Upon comparing the ensemble learning techniques, RSM ensemble technique emerged as the most effective technique for the decision of OP among the others. Additionally; in the study, RSM and bagging ensemble techniques were found to be more effective than gradient boosting and individual IB1 or RF classifiers to diagnose osteoporosis disease. In addition, this study has demonstrated that ensemble learning techniques confirms a relation between individual densitometry results and the outcome of investigation for osteoporosis case.

The comparison of this study with previous studies, in terms of the methodology, number of features and accuracy was reported in Table 10. It is difficult to make a fair comparison of the effectiveness of previous studies because their feature selection, validation procedure and classifier techniques are different. Besides, most of studies given in Table 10 have two-class classification problem, but this study has 3-class classification problem which makes it difficult to obtain better accuracy score. However, the results of this study compare favorably to the others in total accuracy as 98.85 % using combination of model-6 and RSM-RF ensemble classifier.

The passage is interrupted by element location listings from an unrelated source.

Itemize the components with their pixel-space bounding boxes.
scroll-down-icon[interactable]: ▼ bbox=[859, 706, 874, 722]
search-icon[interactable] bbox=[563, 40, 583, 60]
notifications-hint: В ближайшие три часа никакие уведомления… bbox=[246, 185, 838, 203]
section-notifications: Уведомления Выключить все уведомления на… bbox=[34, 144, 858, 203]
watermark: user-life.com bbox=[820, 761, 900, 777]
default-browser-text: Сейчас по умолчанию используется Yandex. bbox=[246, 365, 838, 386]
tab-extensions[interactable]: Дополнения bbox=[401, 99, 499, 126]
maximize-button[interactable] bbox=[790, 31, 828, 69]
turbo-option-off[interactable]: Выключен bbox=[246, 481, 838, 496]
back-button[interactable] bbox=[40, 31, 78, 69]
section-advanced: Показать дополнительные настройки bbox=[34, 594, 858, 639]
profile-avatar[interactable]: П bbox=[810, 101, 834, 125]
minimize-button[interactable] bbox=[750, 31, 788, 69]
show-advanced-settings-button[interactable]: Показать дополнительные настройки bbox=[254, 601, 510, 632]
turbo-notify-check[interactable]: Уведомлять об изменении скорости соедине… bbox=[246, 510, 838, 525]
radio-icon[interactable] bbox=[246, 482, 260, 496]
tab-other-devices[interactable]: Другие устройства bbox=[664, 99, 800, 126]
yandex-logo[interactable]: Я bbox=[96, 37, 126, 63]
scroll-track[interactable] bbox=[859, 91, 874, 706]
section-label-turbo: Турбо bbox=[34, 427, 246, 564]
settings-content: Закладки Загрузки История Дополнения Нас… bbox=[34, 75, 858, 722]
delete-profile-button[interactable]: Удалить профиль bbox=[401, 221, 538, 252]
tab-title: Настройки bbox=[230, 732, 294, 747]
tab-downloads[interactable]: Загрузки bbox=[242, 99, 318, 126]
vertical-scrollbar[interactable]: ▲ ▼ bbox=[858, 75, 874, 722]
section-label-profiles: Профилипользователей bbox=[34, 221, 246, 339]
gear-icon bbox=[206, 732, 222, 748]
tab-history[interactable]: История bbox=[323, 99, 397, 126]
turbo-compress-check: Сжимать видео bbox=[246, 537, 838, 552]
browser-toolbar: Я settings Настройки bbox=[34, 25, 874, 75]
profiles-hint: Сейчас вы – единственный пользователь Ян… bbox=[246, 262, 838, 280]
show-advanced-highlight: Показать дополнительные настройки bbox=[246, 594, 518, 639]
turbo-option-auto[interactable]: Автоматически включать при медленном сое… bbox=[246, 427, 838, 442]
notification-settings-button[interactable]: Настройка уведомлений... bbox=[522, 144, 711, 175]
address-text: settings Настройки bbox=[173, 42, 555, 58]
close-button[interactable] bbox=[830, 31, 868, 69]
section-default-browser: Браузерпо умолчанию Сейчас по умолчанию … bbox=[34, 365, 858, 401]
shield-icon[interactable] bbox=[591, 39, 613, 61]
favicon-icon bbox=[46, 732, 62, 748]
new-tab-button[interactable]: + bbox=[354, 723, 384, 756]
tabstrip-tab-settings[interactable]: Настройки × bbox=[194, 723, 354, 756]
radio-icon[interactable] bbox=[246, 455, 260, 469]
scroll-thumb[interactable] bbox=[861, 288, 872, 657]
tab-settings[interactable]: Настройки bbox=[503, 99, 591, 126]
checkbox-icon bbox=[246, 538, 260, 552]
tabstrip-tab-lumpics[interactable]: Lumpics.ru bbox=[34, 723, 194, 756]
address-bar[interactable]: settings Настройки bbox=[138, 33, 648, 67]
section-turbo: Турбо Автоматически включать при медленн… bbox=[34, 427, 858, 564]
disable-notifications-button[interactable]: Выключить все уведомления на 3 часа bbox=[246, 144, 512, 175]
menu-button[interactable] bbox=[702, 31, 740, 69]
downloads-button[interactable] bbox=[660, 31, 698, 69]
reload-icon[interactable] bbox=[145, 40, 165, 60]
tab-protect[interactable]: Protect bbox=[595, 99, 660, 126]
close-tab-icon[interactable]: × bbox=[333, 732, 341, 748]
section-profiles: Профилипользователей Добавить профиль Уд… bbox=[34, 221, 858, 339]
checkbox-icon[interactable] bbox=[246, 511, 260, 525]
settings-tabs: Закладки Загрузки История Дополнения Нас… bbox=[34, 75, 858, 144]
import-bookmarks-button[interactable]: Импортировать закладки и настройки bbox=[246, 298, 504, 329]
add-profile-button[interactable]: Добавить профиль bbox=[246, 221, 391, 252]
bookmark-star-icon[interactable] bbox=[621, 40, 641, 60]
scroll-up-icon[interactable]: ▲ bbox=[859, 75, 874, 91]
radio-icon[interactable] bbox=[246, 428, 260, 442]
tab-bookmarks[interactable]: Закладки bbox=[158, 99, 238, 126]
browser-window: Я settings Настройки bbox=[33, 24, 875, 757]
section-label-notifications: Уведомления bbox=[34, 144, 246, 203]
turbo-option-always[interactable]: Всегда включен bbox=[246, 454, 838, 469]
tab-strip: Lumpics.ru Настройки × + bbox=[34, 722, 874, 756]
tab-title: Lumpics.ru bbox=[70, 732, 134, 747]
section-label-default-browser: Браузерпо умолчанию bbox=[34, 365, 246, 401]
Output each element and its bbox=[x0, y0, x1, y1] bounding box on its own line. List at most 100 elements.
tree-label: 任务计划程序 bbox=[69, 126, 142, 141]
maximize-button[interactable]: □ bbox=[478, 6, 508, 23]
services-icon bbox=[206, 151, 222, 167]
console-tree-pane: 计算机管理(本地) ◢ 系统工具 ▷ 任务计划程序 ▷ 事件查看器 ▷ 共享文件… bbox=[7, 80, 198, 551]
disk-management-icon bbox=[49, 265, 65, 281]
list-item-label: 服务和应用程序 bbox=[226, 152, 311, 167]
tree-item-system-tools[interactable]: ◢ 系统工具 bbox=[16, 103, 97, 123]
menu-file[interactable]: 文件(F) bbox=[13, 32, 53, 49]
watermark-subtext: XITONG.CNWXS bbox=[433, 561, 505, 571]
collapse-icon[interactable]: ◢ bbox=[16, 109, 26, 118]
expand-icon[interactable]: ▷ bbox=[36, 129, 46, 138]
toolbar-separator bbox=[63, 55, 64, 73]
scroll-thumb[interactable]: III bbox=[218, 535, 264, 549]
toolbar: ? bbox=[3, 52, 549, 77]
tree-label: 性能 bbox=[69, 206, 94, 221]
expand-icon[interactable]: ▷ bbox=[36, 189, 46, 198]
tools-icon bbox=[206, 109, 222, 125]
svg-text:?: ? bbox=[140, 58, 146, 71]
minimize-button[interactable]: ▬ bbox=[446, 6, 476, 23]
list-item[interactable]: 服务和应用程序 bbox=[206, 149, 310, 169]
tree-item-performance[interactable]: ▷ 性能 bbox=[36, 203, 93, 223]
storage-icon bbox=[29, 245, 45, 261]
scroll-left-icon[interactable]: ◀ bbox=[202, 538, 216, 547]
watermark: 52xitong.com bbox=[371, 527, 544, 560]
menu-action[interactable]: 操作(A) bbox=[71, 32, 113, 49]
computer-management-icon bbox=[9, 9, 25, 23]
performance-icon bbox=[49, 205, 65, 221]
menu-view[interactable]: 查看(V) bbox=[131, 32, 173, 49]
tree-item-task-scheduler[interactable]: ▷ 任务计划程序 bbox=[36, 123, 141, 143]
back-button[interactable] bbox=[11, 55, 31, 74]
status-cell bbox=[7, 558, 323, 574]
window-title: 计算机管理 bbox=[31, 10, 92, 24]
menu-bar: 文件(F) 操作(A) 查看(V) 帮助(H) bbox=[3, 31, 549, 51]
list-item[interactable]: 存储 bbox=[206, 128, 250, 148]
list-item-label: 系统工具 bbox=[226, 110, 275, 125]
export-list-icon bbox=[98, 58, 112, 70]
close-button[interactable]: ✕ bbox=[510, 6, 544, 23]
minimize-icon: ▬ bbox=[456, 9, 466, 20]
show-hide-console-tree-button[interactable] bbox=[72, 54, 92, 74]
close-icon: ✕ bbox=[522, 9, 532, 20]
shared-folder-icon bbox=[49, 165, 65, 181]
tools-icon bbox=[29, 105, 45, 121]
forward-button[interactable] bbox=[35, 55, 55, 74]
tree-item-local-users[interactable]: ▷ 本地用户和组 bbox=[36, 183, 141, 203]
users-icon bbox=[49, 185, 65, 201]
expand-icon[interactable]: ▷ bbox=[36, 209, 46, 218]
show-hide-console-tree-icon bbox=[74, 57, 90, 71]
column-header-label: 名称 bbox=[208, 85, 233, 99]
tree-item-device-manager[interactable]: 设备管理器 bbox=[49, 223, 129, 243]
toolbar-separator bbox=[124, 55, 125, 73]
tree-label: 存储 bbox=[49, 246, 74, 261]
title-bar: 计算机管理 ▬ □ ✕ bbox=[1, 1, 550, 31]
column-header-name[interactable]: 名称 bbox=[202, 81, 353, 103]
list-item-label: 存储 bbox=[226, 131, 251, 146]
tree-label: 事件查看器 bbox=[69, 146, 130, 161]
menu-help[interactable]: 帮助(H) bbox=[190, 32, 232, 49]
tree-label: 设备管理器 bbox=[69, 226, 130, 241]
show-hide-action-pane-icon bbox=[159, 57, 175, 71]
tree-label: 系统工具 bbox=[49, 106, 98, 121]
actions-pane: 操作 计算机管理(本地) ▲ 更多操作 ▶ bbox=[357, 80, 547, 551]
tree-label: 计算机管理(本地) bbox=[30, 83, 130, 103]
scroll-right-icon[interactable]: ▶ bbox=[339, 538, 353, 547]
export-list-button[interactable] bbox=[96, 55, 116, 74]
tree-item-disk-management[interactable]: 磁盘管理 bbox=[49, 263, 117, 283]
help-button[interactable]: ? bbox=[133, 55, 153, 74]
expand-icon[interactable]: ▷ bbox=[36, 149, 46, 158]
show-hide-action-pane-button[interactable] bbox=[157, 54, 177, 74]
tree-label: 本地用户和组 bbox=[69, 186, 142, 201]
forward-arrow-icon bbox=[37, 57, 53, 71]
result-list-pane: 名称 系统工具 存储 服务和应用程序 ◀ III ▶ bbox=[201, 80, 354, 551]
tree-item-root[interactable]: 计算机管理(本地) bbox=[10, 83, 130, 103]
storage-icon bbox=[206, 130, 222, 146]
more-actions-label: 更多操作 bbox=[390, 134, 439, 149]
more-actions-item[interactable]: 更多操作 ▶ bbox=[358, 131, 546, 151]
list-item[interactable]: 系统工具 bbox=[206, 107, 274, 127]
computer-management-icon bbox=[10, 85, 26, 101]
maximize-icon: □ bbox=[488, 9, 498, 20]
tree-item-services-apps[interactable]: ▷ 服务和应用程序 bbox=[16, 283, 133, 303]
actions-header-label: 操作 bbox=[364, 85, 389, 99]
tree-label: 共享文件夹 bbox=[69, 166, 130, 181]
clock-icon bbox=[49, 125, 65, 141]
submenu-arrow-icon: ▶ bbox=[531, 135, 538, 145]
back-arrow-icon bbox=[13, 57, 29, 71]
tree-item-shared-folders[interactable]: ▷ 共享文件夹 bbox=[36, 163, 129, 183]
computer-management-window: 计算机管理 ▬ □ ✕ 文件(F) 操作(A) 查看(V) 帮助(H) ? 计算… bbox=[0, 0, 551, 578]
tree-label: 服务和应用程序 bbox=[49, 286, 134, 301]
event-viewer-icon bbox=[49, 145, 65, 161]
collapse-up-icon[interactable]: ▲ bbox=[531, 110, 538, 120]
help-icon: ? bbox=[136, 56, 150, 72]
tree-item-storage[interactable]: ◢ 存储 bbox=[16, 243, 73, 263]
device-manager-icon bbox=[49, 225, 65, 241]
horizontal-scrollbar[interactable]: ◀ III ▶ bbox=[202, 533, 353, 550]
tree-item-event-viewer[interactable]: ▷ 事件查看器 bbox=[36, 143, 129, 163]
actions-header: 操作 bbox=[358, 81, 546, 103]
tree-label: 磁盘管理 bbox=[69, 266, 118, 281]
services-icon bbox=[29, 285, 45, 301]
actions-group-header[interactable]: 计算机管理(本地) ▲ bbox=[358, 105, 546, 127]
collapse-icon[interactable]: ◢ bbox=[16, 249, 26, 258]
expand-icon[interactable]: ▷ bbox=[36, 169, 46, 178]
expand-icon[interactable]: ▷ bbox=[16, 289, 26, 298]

Table 10 Comparison of proposed study with previous studies

Conclusion

In this study, the effects of six different osteoporotic features model and ensemble learning methods on osteoporosis disease decision support system were investigated. In order to carry out the study, six feature set models were considered as inputs to ensemble classifiers (gradient boosting, bagging and RSM). By using model-6 feature sets, high diagnosis accuracy was obtained with RSM ensemble techniques. These results illustrate that both T-score and BMD values are very important parameters to estimate osteoporosis disease. Otherwise, the accuracy and f-measure rates dramatically decreased by the use of model-4 and model-5 features for the all classifiers. Thus, these results show that bone area and Z-score values were less effective parameters to classify osteoporosis disease. Likewise, this study also emphasizes that RSM-RF ensemble classifier is the most effective method to classify osteoporosis disease.

IBk Instance based learning, RF Random forest, RSM Random subspace method, BMD Bone mineral density, OP Osteoporosis, ON Osteopenia, QCT Quantitative computed tomography, MRI Magnetic resonance imaging, SD Standard deviation, TP True positive, FP False positive, FN False negative, ANN Artificial neural network, SVM Support vector machine, CAD Computer aided diagnosis, k-NN k- nearest neighbor, WHO World health organization.